HFMA Live: Accountable Care Financial Systems

June 25, 2012
This year’s annual conference of the Healthcare Financial Management Association in Las Vegas is an great example of interesting timing, because it may well coincide with the Supreme Court’s expected announcement of its decision on the constitutionality of the Affordable Care Act.

This year’s annual conference of the Healthcare Financial Management Association in Las Vegas is an great example of interesting timing, because it may well coincide with the Supreme Court’s expected to announcement of its decision on the constitutionality of the Affordable Care Act.

Following a pre-conference workshop on Best Practices for Designing Accountable Care Financial Systems I asked its presenter, Daniel J. Marino, president and CEO of Health Directions, Oakbrook Terrace, Ill., what impact the Supreme Court decision, when it is announced, will have on ACO development. In his view, regardless of the decision, ACOs are a trend that is here to stay: provider organizations have already provided the momentum in that direction.
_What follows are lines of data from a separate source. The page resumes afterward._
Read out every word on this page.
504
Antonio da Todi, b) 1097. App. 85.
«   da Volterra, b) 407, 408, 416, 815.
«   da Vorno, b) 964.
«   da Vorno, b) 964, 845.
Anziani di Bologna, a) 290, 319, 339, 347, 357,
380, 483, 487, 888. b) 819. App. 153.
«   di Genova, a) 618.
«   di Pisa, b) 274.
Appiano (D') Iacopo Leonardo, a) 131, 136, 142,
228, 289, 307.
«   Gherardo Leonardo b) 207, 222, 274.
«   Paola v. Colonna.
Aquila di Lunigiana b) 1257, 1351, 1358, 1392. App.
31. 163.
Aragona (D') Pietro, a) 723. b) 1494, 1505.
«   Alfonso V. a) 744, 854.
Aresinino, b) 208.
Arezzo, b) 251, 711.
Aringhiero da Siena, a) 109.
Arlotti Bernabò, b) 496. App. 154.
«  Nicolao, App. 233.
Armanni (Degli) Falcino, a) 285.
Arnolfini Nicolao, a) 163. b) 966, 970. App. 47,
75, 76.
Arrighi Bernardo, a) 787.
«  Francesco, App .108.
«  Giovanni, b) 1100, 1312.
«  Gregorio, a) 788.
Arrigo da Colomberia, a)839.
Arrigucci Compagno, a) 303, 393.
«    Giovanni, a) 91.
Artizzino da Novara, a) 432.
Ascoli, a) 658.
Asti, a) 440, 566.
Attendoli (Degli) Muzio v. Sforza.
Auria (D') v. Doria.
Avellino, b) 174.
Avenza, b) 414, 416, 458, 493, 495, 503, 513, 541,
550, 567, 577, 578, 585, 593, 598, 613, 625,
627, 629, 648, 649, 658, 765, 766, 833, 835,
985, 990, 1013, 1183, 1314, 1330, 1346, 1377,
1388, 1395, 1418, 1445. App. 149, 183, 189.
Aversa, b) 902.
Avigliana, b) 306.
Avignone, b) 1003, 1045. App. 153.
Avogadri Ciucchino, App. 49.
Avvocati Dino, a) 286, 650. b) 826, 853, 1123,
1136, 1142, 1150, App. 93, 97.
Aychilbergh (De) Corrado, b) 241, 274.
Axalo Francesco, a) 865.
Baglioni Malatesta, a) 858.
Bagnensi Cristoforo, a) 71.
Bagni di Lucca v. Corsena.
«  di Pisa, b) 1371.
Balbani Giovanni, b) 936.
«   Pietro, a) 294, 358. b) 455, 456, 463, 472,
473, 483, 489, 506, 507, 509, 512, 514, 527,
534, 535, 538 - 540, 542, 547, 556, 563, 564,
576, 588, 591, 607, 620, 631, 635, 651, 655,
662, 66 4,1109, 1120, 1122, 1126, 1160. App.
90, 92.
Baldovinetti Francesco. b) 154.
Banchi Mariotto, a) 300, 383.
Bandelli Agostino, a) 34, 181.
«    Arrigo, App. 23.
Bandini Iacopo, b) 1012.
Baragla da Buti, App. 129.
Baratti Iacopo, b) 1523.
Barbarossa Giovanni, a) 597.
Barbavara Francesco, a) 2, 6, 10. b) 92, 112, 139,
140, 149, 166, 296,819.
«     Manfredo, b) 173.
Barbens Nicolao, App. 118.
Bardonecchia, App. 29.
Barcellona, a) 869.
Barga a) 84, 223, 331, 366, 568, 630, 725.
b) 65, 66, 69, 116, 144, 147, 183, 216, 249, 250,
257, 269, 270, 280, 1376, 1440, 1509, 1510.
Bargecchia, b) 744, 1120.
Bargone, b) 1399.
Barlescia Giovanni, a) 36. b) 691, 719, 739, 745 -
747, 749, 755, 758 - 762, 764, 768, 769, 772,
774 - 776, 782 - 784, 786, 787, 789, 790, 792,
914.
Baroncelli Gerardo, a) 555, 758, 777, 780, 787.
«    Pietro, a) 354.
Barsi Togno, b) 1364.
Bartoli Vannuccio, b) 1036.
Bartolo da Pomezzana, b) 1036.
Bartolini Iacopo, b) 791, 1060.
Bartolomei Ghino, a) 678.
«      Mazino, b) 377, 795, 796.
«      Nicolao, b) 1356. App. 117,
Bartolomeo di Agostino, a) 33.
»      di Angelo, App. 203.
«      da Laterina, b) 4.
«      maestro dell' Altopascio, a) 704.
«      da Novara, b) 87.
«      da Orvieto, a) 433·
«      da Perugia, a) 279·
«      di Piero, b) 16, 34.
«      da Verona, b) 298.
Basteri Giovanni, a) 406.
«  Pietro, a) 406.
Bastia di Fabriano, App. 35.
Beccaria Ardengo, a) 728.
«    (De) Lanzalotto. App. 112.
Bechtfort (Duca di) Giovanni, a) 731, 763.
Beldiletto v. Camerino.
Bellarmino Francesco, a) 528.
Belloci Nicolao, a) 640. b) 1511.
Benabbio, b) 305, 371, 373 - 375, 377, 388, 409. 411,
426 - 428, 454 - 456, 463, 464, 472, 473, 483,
ACOs make sense, he says, and there is no disagreement over the need to re-engineer care and tie it to costs.

In his presentation, Marino outlined seven steps to launching an ACO:

  1. Assess the readiness for accountable care. Evaluate the organization’s strategy versus the acceptance to change; look at the strengths, weaknesses, opportunities and threats related to positioning for accountable care; look at specific requirements for an ACO; and develop an ACO roadmap.
  2. Assemble a project team consisting of physician leaders, administration, and IT support.
  3. Create a legal and organizational framework, including physician leaders, administration, and IT support.
  4. Build clinical integration, deciding what to track, measure and evaluate; how to create managed clinical value; and chronic disease, prevention and wellness.
  5. Build the IT infrastructure, including an EHR, HIE, and interfaces; data architecture; data mapping; and population management.
  6. Engage community physicians. Educate the provider community; foster clinical collaboration and coordination of care across the care continuum; and provide positioning and incentives.
  7. Engage patients in the community. Build patient portals and education avenues; outreach programs for health risks such smoking cessation and diabetes; and provide wellness and prevention programs.

To be sure, launching an ACO is a complex undertaking with considerable upfront investment. Provider organizations have to build a strategy, manage their cost structures, and understand the cultural changes that are necessary to make ACOs possible. Strategies may vary according to an organization’s size and resources, he says, and it may be necessary to incorporate various components selectively when building an ACO.